High-performance butterfly valves are traditionally used in throttling applications requiring close flow control, but their accurate operating range is usually limited to a very narrow control range, about 30% to 50% open. When pushed to open wider, operation usually becomes sluggish and unpredictable. Perhaps this is why high-performance butterfly valves were not used in the original Intrex design, which had airflow controlled by the 10-inch damper valves.

Meanwhile, engineers at the Fisher Controls Division of Emerson Process Management were working to broaden the control range of high-performance butterfly valves. By testing various butterfly valve disk designs in their testing laboratory, they created a disk with an inherent equal percentage flow characteristic. This means that the percentage flow through the valve was proportional to the percentage valve opening, so there were more predictable flows over a much wider valve travel range, in this case up to 70% open.

Following successful field trials, the new 4-inch control disk valve system was introduced early in 2009, just in time for the new technology to be adopted by JEA. A Fisher spring and diaphragm actuator operates each of the new valves. Post-upgrade tests confirmed that during normal Intrex operation, the desired pressures in each of the three sections of the air supply plenum were achieved, which improved the flow of bed material. A dozen of the 10-inch damper valves were replaced by 36 of the 4-inch control disk valves on each of the two units. Another advantage was the control disc valve design is the complete shutoff of the air supply to the bed during start-up, avoiding Intrex tube damage.

Final Test Results

The redesign and modifications completed in 2009 greatly improved control of the airflow into each of the three Intrex heat exchangers in each of the two units. Ash flow through the Intrex heaters was also improved, reducing tube fouling and producing better heat transfer. The stability of bed levels in each furnace resulted in lower air pressures required to fluidize the bed material. The improved fluidization also prevents plugging of the Intrex heat exchangers. Other observed benefits have been reduced emissions of SO2 and NOx and increased load output. The valves can also control accurately at lower flows, making it easier to adjust to lower power loads at night.
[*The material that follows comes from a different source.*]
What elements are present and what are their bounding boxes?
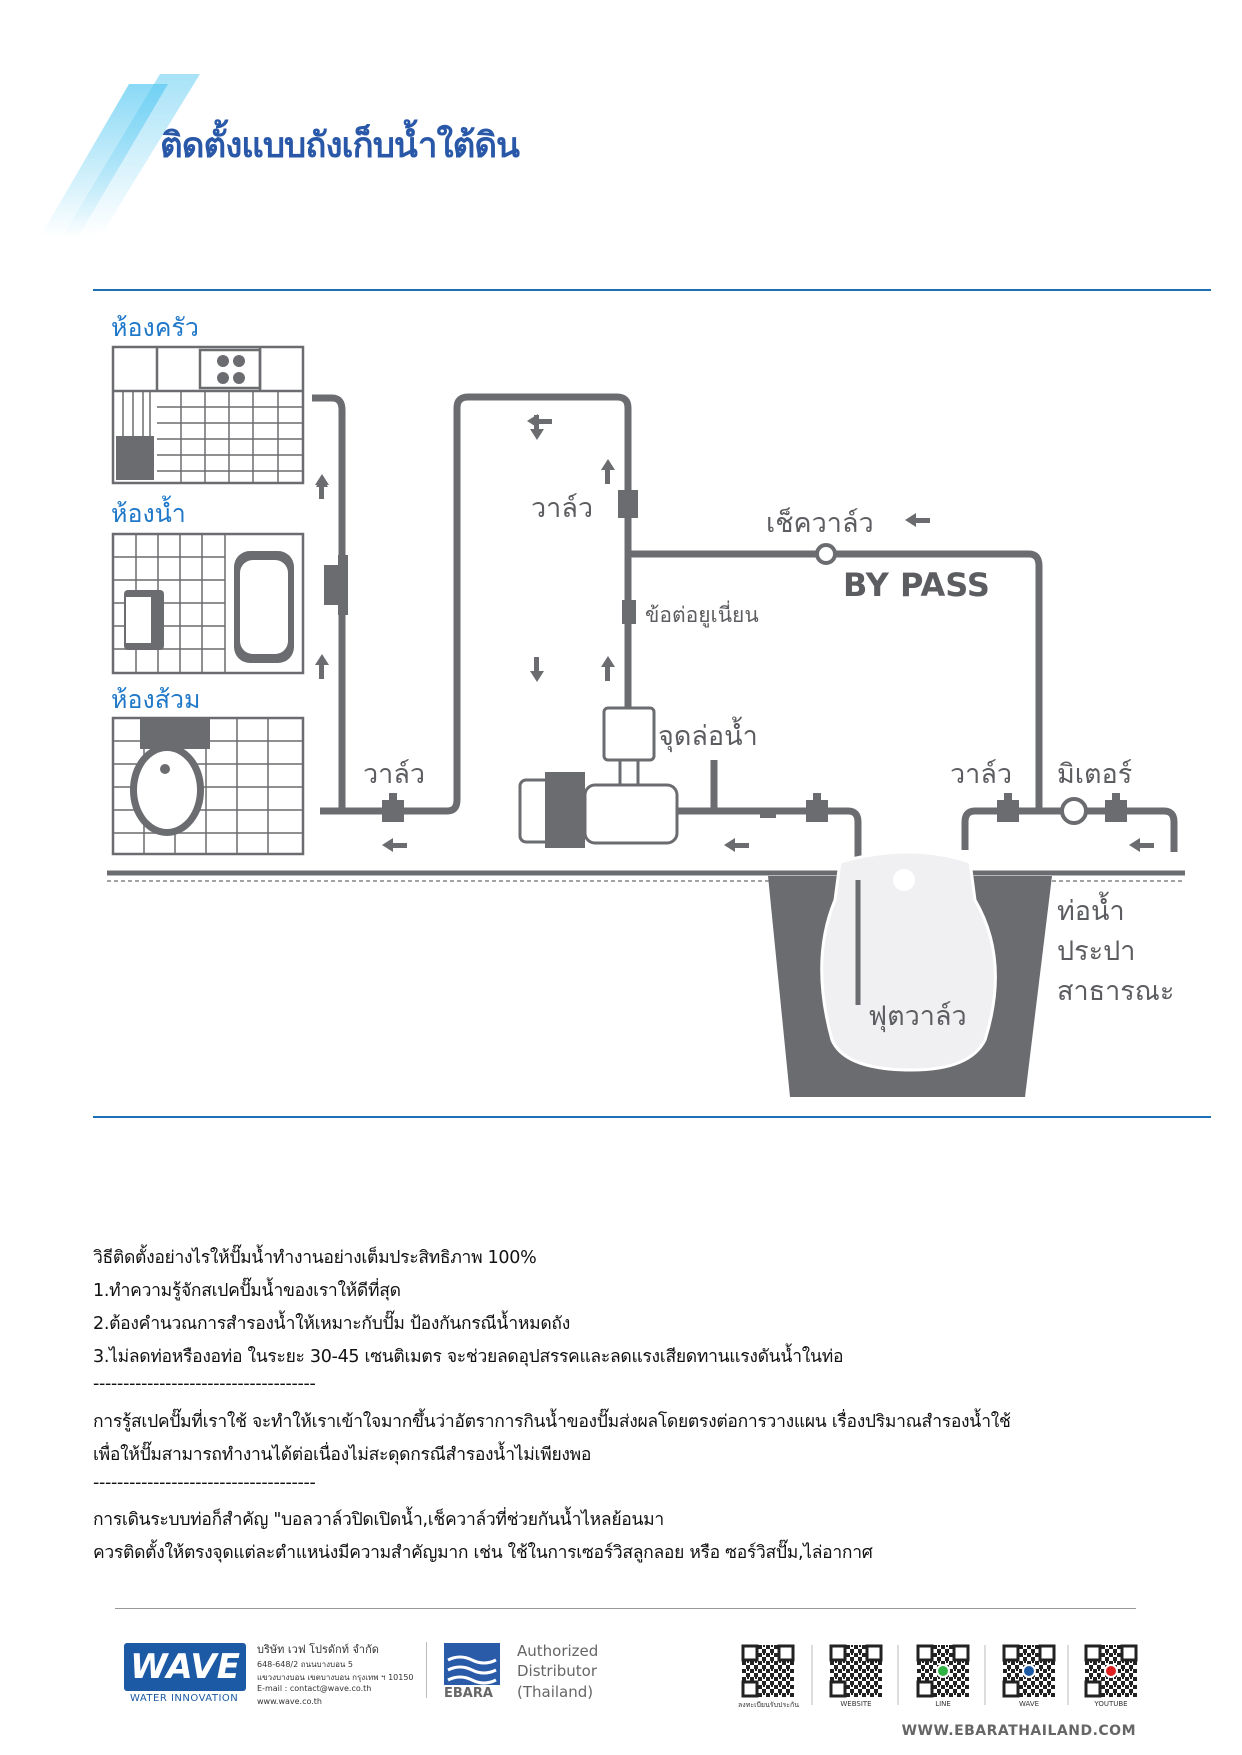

Figure 4 shows before and after views of the superheater tubes in one Intrex. One year after the valve modifications were made, the Intrex tubes remain clear and problem-free. Recently, the distributed control system (DCS) monitor of one CFB showed very precise valve opening of 63.69%, 70.02%, and 66.79% on each of three control disk valves serving one Intrex heater. These valve opening readings represent gas flows of 2,056 lb/hr, 1,999 lb/hour, and 1,997 lb/hour, respectively, indicating that the Intrex heaters are operating as designed.

4. Good results from Intrex upgrades. On the left is Intrex 2C in as-found condition before the 2009 outage. Note the agglomeration formation above the tube shelf. Agglomeration forms above the tube shelf due to poor fluidization. This buildup causes load reduction and cyclone plugging. Targeted modifications made in 2009 eliminated this problem, as shown in the photo on the right. Courtesy: JEA

Also shown on the DCS screen was the power output of 308.37 MW for that unit, confirming that the upgraded Intrex system and other plant modifications have produced improved furnace operation and increased power output.

Looking Ahead

JEA intends to continue its leadership in CFB boiler design and operation with further improvements to the Northside plant. Today, JEA management believes that more fine-tuning will further increase plant output and efficiency. The next step is restoration of a number of Intrex tube bundles, already scheduled during the fall 2011 shutdown. Other plans call for improvement of secondary and primary air control, limiting Intrex tube temperatures on start-up to 1,050F, and analyzing start-up control factors such as feedwater flow, primary and secondary airflow, bed pressures, and above-bed burner uses to improve the responsiveness of each unit.

—Contributed by Frank Thomas ([email protected]), a reliability engineer, and John Kang ([email protected]), an electric generation optimization specialist, for JEA.